МАКАРОВ. Генерал уехал в командировку, да?
СЕМЕН. Генерал Греков погиб в автомобильной катастрофе...
МАКАРОВ. Очень жаль. Таким образом, вопрос с медалями всем ясен.
Удостоверений нет, а единственный свидетель почему-то вовремя погиб! Но
это еще не все, товарищи. И пусть Иванов не прячет лицо. Я понимаю, у
него есть остатки стыда — поэтому он и прячет лицо. Это, конечно, хорошо,
что у него есть остатки стыда. Вот пусть тогда он встанет и скажет о своем
последнем, уже, как говорится, не «фронтовом», а тыловом аморальном
поступке! Пусть он скажет о своем издевательстве над невестой Кирой!
ГОЛОСА. Что?! Он?! Издевательство?! Как?!
МАКАРОВ. Спокойней, спокойней, товарищи! Именно издевательство!
Причем издевательство гнусное!
ПРЕДСЕДАТЕЛЬСТВУЮФЩИЙ. Вы, пожалуйста, приведите факты,
товарищ майор.
МАКАРОВ. Факты? Что ж, это мы можем. В день свадьбы, когда его
невеста Кира ждала счастья и радости, он позвонил к ней и сказал: «Ты ко
мне не приезжай, я тебя не люблю. У меня есть другая женщина, у меня от
нее ребенок, а с тобой я просто проводил время!»
ГОЛОС. Не может быть!
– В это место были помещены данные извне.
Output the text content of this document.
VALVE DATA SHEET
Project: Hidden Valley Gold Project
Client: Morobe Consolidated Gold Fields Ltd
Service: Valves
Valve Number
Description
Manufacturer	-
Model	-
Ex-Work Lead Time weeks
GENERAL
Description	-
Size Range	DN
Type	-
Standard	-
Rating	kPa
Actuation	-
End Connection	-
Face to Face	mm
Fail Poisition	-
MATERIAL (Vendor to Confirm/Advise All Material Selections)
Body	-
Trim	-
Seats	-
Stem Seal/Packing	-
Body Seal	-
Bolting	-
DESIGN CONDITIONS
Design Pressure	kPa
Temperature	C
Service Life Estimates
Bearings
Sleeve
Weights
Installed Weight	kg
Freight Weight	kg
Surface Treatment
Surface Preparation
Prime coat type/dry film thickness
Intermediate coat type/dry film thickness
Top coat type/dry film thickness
Это зверство!
МАКАРОВ. А вы его самого спросите. Пусть сам Иванов скажет, что
этого не было! Ну, найди в себе подлость и скажи, что этого звонка не было,
Иванов!
Семен медленно поднимается. Он долго стоит молча, не в силах произнести ни слова. В кабинете
настороженная тишина. Слитно, как из репродуктора, установленного на спортплощадке, льются
слова песни: «О Сталине мудром, большом и любимом, счастливые песни слагает народ!»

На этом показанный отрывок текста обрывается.